Each component’s slider contributes independently to the potion’s quality. They are not comparative ratios, just absolute amounts! Each slider also represents a solution space. Our goal is to find the point that maximizes each component’s contribution in as few steps as we can. This means we need to explore the solution space and gather information, not just try things and hope it works.
Note: you only find out exactly how a potion craft went the next time you go to craft one, so the workflow is “Craft” -> Adjust Sliders -> “Craft” ==> Poor/Medium/Good/Excellent -> “Craft” -> Actual Quality % -> Adjust Sliders -> “Craft” ==> Poor/Medium/Good/Excellent, etc.
The default setup is 0.50 for each component, so for a Strong Healing Potion, we have Ruby Solution, Sinister Grape Juice, and Cold Crystal, each at 0.50. Craft a potion with the default recipe to get a baseline.
From here, we’re going to adjust each slider, one by one, in a two-step process, first coarse adjustments for all of them to get close, then fine adjustments to get it perfect.
You should already have crafted a default potion as a baseline.
Step 1: 0.20 | 0.50 | 0.80
- Pick one (and only one) slider.
- Move that slider up or down by 0.30 (it doesn’t matter which way) and craft a potion.
- If it got worse, try the other way, and craft.
- If it got better, go to Step 2.
- If it got worse both ways, put it back to 0.50 and go to Step 2.
Step 2: 0.05 | 0.20 | 0.35 | 0.50 | 0.65 | 0.80 | 0.95
Wherever the slider landed from Step 1, slide it up or down (doesn’t matter which way) by 0.15, and craft.
If it got worse, try the other way, and craft.
If it got better, go to Step 3.
If it got worse both ways, put it back to where it was at the end of Step 1, and go to Step 3.
Step 3: 0.00 | 0.05 | 0.125 | 0.20 | 0.275 | 0.35 | 0.425 | 0.50 | 0.575 | 0.65 | 0.725 | 0.80 | 0.875 | 0.95 | 1.00
Wherever the slider landed from Step 2, slide it up or down (doesn’t matter which way) by 0.07 (or to 0.00 or 1.00 if you’re at either end), and craft.

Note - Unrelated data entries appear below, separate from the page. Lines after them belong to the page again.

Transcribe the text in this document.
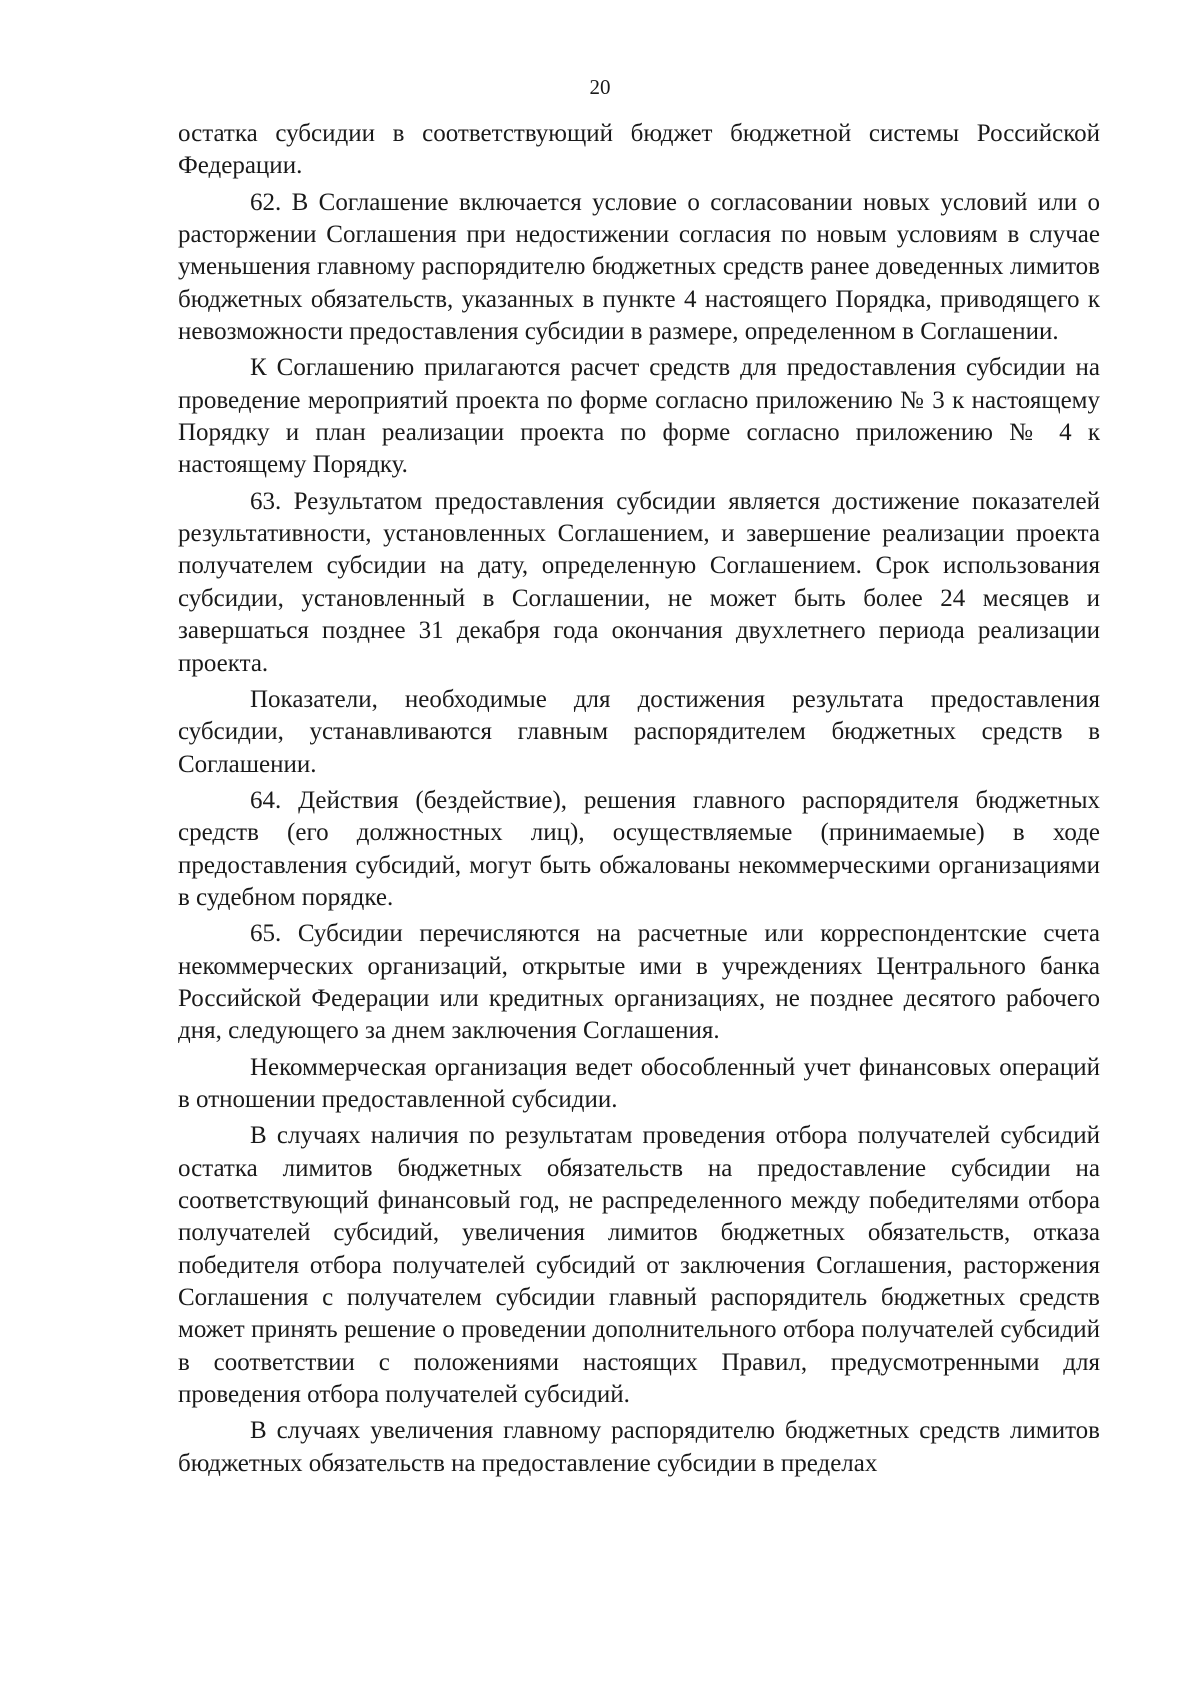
20

остатка субсидии в соответствующий бюджет бюджетной системы Российской Федерации.

62. В Соглашение включается условие о согласовании новых условий или о расторжении Соглашения при недостижении согласия по новым условиям в случае уменьшения главному распорядителю бюджетных средств ранее доведенных лимитов бюджетных обязательств, указанных в пункте 4 настоящего Порядка, приводящего к невозможности предоставления субсидии в размере, определенном в Соглашении.

К Соглашению прилагаются расчет средств для предоставления субсидии на проведение мероприятий проекта по форме согласно приложению № 3 к настоящему Порядку и план реализации проекта по форме согласно приложению № 4 к настоящему Порядку.

63. Результатом предоставления субсидии является достижение показателей результативности, установленных Соглашением, и завершение реализации проекта получателем субсидии на дату, определенную Соглашением. Срок использования субсидии, установленный в Соглашении, не может быть более 24 месяцев и завершаться позднее 31 декабря года окончания двухлетнего периода реализации проекта.

Показатели, необходимые для достижения результата предоставления субсидии, устанавливаются главным распорядителем бюджетных средств в Соглашении.

64. Действия (бездействие), решения главного распорядителя бюджетных средств (его должностных лиц), осуществляемые (принимаемые) в ходе предоставления субсидий, могут быть обжалованы некоммерческими организациями в судебном порядке.

65. Субсидии перечисляются на расчетные или корреспондентские счета некоммерческих организаций, открытые ими в учреждениях Центрального банка Российской Федерации или кредитных организациях, не позднее десятого рабочего дня, следующего за днем заключения Соглашения.

Некоммерческая организация ведет обособленный учет финансовых операций в отношении предоставленной субсидии.

В случаях наличия по результатам проведения отбора получателей субсидий остатка лимитов бюджетных обязательств на предоставление субсидии на соответствующий финансовый год, не распределенного между победителями отбора получателей субсидий, увеличения лимитов бюджетных обязательств, отказа победителя отбора получателей субсидий от заключения Соглашения, расторжения Соглашения с получателем субсидии главный распорядитель бюджетных средств может принять решение о проведении дополнительного отбора получателей субсидий в соответствии с положениями настоящих Правил, предусмотренными для проведения отбора получателей субсидий.

В случаях увеличения главному распорядителю бюджетных средств лимитов бюджетных обязательств на предоставление субсидии в пределах
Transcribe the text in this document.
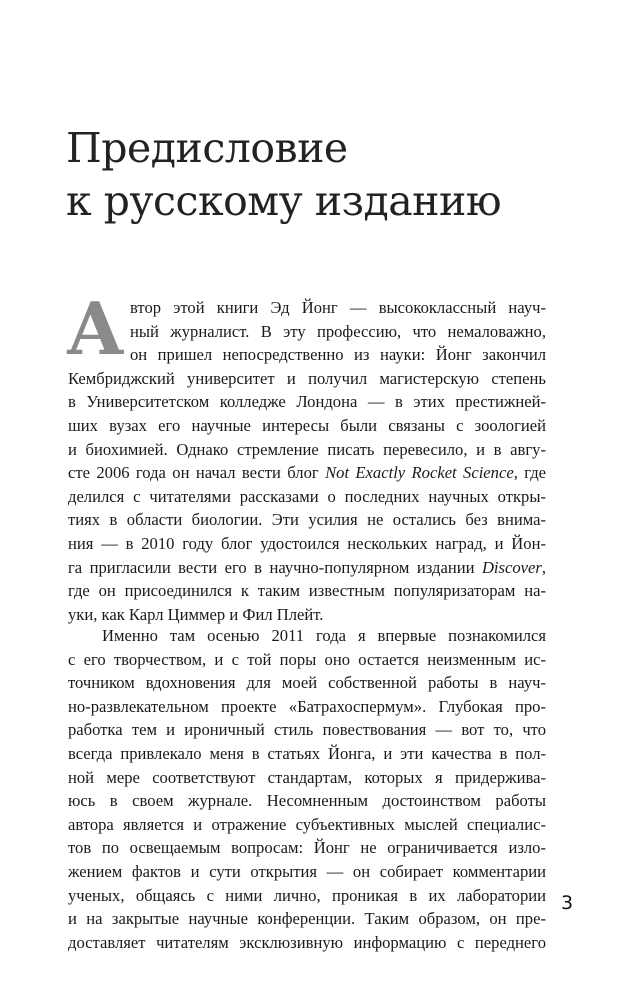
Предисловие
к русскому изданию
А втор этой книги Эд Йонг — высококлассный науч-
ный журналист. В эту профессию, что немаловажно,
он пришел непосредственно из науки: Йонг закончил
Кембриджский университет и получил магистерскую степень
в Университетском колледже Лондона — в этих престижней-
ших вузах его научные интересы были связаны с зоологией
и биохимией. Однако стремление писать перевесило, и в авгу-
сте 2006 года он начал вести блог Not Exactly Rocket Science, где
делился с читателями рассказами о последних научных откры-
тиях в области биологии. Эти усилия не остались без внима-
ния — в 2010 году блог удостоился нескольких наград, и Йон-
га пригласили вести его в научно-популярном издании Discover,
где он присоединился к таким известным популяризаторам на-
уки, как Карл Циммер и Фил Плейт.
Именно там осенью 2011 года я впервые познакомился
с его творчеством, и с той поры оно остается неизменным ис-
точником вдохновения для моей собственной работы в науч-
но-развлекательном проекте «Батрахоспермум». Глубокая про-
работка тем и ироничный стиль повествования — вот то, что
всегда привлекало меня в статьях Йонга, и эти качества в пол-
ной мере соответствуют стандартам, которых я придержива-
юсь в своем журнале. Несомненным достоинством работы
автора является и отражение субъективных мыслей специалис-
тов по освещаемым вопросам: Йонг не ограничивается изло-
жением фактов и сути открытия — он собирает комментарии
ученых, общаясь с ними лично, проникая в их лаборатории
и на закрытые научные конференции. Таким образом, он пре-
доставляет читателям эксклюзивную информацию с переднего
3
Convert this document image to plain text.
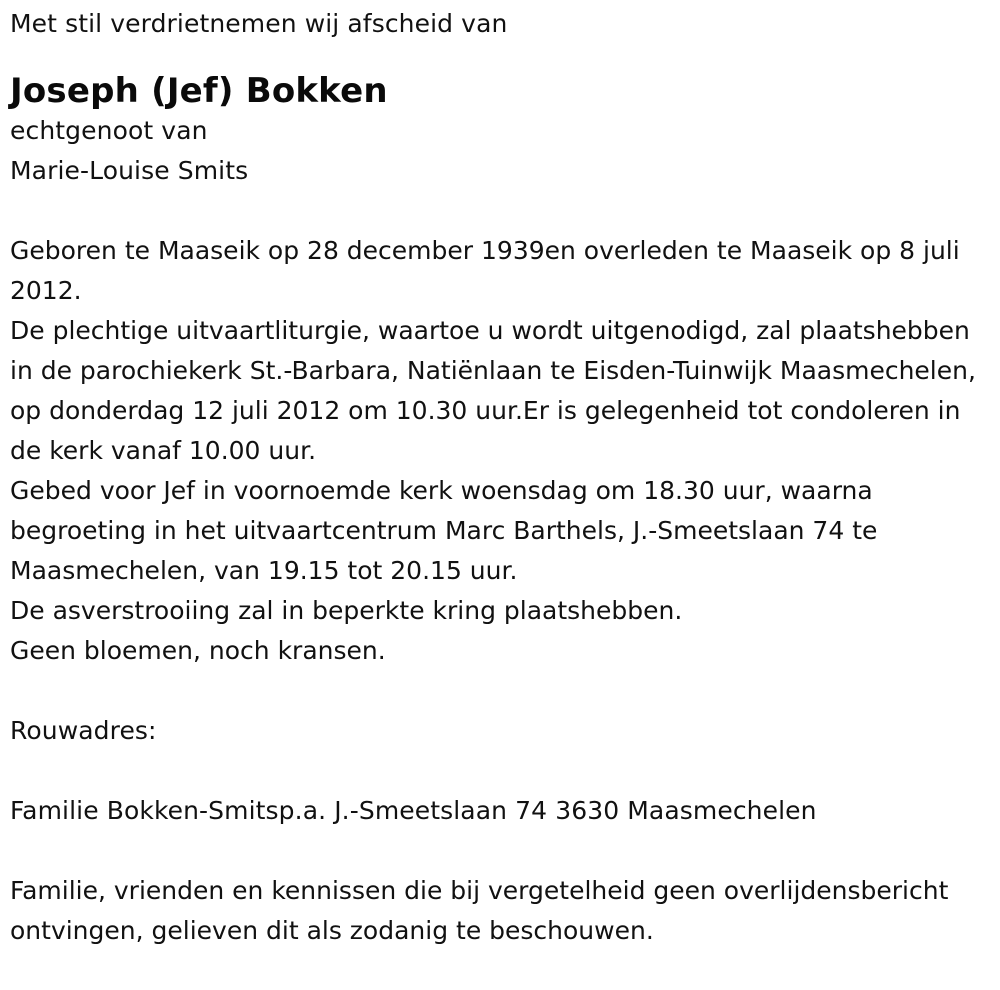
Met stil verdrietnemen wij afscheid van

Joseph (Jef) Bokken

echtgenoot van

Marie-Louise Smits

Geboren te Maaseik op 28 december 1939en overleden te Maaseik op 8 juli 2012.

De plechtige uitvaartliturgie, waartoe u wordt uitgenodigd, zal plaatshebben in de parochiekerk St.-Barbara, Natiënlaan te Eisden-Tuinwijk Maasmechelen, op donderdag 12 juli 2012 om 10.30 uur.Er is gelegenheid tot condoleren in de kerk vanaf 10.00 uur.

Gebed voor Jef in voornoemde kerk woensdag om 18.30 uur, waarna begroeting in het uitvaartcentrum Marc Barthels, J.-Smeetslaan 74 te Maasmechelen, van 19.15 tot 20.15 uur.

De asverstrooiing zal in beperkte kring plaatshebben.

Geen bloemen, noch kransen.

Rouwadres:

Familie Bokken-Smitsp.a. J.-Smeetslaan 74 3630 Maasmechelen

Familie, vrienden en kennissen die bij vergetelheid geen overlijdensbericht ontvingen, gelieven dit als zodanig te beschouwen.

If it got worse, try the other way, and craft.
If it got better, go to Step 4.
If it got worse both ways, put it back to where it was at the end of Step 2, and go to Step 4.
Pick a different slider. Do not touch the previously adjusted ones. Do not touch more than one. Repeat Step 1 and Step 2 on the new slider.
Repeat until all sliders are on their best value of about a multiple of 0.075 from 0.50
By now, you should have a pretty good idea of where each slider needs to be and just need a little final tweaking. Your potions should be green (Good) by now, and probably have been for a while.
The challenge now is that each slider has three “peak” values where, if the other sliders are not perfect, all three values will read exactly the same thing. For example, if your total quality is 93%, and none of the sliders is perfect, the first slider might read 93% for 0.41, 0.42, and 0.43, only moving down to 92% on 0.40 and 0.44.
We’re going to keep adjusting one slider at a time.
We don’t need to move them one point at a time, though; we can shave a little time off by moving them 0.02 instead.
Think of it like this…
Because there are three peak values for each slider, we know that the middle value of those three is the “Excellent” one.
So in the above example, if “Excellent” is 0.42, and we’re currently on 0.41, if we go up 2 to 0.43 and again get 93%, then we know that 0.42 is the answer.
If we were instead on 0.40 and go up 0.02, with the quality going from 92% to 93%, we know we’re already on the middle, “Excellent” value, and that slider is finished.
Because we used a tree search algorithm to get to within 0.07, you’ll never have more than 2 moves left. Once you know you’re on the Excellent value, you don’t need to craft to check it.
I believe the maximum possible number of crafts to perfect the complex three-reagent potions would thus be 8 per slider, for 24 crafts, plus the final Excellent one. This is what I found, creating all four in 24, 20, 21, and 20 crafts respectively.
The only potion for which 20-odd crafts is prohibitively expensive is the “vitamin” potion, which I don’t actually use, so I’d suggest just not doing that one.